Häufige Beschwerden, wegen denen Frauen zu uns kommen, sind beispielsweise Übelkeit und Erbrechen, Rückenbeschwerden, Ischiasprobleme, Beckenbodenbeschwerden, vorzeitige Wehen, Blutdruckprobleme. Falls sich ein Schwangerschaftsrisiko daraus ergibt, werden diese Probleme immer mit einem behandelnden Arzt abgeklärt.
Geburtsvorbereitung und Begleitung bei Fragen zu Schwangerschaft und Geburt
Oft stehen Fragen an, für die in der Arztpraxis einfach nicht genug Zeit war.
Vorgespräche zur Schwangerschaft und Nachbetreuung, auch Stillberatung in der Schwangerschaft.
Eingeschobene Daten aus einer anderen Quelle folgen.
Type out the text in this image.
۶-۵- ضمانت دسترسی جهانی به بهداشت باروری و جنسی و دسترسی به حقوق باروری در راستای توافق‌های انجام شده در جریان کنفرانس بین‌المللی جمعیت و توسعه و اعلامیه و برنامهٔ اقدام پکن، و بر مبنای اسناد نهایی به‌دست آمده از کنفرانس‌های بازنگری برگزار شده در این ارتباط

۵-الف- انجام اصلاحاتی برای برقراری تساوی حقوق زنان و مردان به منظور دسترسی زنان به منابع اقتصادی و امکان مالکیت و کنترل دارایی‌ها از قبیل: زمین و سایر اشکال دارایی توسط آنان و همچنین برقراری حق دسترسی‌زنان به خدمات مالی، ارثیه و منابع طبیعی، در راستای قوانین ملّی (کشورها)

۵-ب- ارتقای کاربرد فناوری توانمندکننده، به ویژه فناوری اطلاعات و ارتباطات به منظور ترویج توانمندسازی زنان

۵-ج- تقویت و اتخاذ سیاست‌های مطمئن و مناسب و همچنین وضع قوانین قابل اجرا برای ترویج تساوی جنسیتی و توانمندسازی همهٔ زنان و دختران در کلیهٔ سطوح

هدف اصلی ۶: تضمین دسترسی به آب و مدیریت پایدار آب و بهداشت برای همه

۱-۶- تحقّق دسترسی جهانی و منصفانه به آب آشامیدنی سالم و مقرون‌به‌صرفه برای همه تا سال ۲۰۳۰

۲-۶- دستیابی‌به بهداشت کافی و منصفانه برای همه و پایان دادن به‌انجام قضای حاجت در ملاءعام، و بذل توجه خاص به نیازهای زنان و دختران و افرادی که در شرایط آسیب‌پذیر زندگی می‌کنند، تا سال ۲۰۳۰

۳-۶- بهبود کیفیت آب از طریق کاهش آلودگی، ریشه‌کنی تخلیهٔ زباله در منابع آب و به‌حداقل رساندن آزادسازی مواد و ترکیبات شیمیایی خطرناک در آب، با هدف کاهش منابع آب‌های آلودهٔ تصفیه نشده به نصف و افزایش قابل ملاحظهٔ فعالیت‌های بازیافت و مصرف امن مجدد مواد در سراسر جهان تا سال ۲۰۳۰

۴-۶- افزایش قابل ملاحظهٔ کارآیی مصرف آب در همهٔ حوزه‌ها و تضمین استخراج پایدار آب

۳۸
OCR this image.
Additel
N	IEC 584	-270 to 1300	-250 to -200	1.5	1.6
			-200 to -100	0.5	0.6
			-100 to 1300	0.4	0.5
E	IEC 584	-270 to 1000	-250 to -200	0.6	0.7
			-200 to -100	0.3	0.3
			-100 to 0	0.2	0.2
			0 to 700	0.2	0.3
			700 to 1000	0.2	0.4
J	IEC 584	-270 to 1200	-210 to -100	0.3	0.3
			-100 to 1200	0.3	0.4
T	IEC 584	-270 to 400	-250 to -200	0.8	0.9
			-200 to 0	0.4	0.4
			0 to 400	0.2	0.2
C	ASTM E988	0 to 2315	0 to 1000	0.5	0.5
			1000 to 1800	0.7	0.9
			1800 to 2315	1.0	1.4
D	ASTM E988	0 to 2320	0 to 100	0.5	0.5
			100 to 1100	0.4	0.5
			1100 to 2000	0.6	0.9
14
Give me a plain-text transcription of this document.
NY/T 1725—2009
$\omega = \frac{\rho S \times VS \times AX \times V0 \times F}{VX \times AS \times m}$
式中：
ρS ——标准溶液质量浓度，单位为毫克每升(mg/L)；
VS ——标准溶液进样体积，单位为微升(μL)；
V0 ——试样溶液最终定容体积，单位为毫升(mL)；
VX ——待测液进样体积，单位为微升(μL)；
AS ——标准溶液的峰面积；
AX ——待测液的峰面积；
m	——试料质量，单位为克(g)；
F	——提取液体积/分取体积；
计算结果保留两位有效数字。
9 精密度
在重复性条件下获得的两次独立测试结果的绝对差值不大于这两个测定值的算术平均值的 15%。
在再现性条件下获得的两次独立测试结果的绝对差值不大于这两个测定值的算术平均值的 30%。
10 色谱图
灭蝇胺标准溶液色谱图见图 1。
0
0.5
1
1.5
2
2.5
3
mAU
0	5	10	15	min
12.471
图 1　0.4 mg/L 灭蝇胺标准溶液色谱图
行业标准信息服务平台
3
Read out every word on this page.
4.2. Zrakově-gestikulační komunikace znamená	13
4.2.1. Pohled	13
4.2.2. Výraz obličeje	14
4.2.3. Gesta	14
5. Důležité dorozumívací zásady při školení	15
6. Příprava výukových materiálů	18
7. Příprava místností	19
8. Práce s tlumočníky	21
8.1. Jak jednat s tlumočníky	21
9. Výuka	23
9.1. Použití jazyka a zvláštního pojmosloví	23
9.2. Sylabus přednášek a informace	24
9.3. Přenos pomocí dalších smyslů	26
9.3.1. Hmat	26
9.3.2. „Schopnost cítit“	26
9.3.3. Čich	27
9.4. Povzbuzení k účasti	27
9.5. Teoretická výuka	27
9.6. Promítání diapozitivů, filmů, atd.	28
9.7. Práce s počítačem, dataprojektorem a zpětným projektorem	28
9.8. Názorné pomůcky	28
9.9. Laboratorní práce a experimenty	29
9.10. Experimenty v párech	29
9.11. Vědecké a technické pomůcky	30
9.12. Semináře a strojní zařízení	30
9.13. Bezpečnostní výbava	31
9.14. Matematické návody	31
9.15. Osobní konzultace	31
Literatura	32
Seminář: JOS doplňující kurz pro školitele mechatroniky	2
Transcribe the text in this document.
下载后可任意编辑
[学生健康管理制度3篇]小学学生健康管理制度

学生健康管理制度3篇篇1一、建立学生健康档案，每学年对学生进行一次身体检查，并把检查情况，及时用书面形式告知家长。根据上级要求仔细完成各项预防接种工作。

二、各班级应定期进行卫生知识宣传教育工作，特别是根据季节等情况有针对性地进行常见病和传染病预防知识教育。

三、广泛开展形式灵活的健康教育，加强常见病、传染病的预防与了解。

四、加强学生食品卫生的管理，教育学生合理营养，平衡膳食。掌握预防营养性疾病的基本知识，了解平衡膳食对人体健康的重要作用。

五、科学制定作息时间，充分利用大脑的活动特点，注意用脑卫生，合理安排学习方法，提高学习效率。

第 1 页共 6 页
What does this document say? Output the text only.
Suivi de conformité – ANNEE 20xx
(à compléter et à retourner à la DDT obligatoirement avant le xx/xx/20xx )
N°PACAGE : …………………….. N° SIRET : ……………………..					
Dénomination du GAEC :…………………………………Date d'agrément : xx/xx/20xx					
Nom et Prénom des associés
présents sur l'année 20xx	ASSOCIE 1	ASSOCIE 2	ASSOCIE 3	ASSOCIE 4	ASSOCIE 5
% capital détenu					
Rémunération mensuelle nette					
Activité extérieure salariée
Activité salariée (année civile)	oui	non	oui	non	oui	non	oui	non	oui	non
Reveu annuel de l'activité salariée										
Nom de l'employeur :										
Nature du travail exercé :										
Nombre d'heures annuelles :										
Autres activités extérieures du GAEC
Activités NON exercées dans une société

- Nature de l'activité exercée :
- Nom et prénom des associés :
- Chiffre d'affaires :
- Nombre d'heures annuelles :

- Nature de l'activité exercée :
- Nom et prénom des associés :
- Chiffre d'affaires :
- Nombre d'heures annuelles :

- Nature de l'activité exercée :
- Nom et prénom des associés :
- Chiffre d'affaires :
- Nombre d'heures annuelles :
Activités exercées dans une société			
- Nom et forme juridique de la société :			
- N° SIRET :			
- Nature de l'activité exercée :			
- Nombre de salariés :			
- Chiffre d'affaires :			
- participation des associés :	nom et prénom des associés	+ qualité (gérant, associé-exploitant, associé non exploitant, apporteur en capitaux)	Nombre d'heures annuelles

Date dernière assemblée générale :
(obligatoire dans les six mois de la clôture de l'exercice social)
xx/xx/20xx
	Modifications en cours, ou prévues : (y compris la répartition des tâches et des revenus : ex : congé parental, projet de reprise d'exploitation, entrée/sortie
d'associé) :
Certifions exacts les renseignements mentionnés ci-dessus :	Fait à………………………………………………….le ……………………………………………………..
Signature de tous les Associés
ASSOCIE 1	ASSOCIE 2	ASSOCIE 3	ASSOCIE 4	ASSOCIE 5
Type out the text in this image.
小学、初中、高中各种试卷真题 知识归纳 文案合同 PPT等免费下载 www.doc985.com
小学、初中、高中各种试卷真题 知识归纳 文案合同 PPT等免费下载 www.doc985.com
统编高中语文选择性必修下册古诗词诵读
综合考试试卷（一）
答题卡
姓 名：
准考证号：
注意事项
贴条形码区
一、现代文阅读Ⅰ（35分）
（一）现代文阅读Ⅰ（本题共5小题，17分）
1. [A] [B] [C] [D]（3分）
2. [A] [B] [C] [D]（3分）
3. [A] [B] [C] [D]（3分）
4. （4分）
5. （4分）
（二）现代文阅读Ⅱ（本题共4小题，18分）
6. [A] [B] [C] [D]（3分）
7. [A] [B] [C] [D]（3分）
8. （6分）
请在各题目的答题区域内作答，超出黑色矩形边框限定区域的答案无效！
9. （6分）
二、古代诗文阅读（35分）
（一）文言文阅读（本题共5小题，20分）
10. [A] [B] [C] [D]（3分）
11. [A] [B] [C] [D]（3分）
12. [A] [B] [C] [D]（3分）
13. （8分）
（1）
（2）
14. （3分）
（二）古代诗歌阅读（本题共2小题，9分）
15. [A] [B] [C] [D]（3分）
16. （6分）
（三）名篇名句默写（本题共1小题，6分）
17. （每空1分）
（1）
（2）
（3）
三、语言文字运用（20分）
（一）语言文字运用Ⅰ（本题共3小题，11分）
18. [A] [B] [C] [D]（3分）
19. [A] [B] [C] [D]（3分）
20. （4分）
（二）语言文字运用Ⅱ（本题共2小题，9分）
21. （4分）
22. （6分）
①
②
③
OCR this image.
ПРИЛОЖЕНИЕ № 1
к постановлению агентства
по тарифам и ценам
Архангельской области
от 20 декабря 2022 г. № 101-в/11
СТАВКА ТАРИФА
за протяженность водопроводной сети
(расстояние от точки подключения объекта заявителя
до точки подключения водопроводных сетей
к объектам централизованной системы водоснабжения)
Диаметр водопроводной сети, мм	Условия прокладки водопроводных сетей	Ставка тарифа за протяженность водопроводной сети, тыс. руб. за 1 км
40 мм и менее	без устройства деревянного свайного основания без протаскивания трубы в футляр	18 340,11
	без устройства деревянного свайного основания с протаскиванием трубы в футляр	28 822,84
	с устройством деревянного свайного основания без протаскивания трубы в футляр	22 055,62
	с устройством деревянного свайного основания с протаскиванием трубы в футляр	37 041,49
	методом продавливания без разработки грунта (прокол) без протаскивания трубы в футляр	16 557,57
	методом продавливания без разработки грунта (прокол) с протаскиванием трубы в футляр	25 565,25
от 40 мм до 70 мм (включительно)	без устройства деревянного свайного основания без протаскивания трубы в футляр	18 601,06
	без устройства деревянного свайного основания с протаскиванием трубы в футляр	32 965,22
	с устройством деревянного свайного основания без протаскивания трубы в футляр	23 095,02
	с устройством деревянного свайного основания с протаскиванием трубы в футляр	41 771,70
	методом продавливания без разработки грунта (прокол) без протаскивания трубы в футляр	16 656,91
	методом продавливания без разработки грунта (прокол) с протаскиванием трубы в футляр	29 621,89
Es ist wichtig und sinnvoll, die Hebamme, die im Wochenbett kommen soll, vorher kennen zu lernen. Schließlich geht es um einen sehr sensiblen und intimen Abschnitt im Leben. Deshalb sollte man möglichst vorher schauen, ob die "Chemie" auch stimmt. Außerdem sind einige Themen für die Nachbetreuung schon im Vorfeld anzusprechen. Beispielsweise ist es gut, sich auch in der Schwangerschaft über die wichtigsten Aspekte des Stillens zu unterhalten.
Begleitung bei Beckenendlage
Wir unterstützen den Körper durch natürliche Maßnahmen, um das Baby zur Drehung zu motivieren.
Wochenbettbetreuung beziehungsweise Nachsorge mit Schwerpunkt Stillen.
Frauen können ihre Hebamme regulär bis 8 Wochen nach der Geburt in Anspruch nehmen, bei Stillproblemen kann die Betreuung bis zum Ende der Stillzeit ausgedehnt werden.
Im Wochenbett geht es darum, die Entstehung der Familie mit Rat und Tat zu unterstützen. Mit der Geburt ist es nicht getan, es fängt ja erst an! Wenn die junge Mutter nicht daheim geboren oder eine ambulante Geburt gewählt hat, kommt sie nach 2-5 Tagen nach Hause. Danach sind noch viele Fragen offen, das Stillen steht noch ganz am Anfang und der Nabel ist meist auch noch nicht abgefallen. Die Hebamme untersucht eventuelle Geburtsverletzungen, kontrolliert die Gebärmutterrückbildung und die Brust. Beim Baby schauen wir auf seine Entwicklung in der allerersten Zeit, sein Trinkverhalten und die Gewichtszunahme. Tipps zur Babypflege und praktische Anleitung gehören auch dazu.
Bei Auffälligkeiten überweisen wir auch hier zum Kinder- bzw. Frauenarzt/-ärtzin.
Rückbildungsgymnastik
Vier bis acht Wochen nach der Geburt kann mit Rückbildungsgymnastik angefangen werden. Die Krankenkassen übernehmen dies, wenn diese bis vier Monate nach der Geburt begonnen wird und bis zum neunten Monat abgeschlossen ist. Dabei ist der Fokus besonders auf den Beckenboden gerichtet. Meine Kurse orientieren sich dabei am Cantienica Konzept.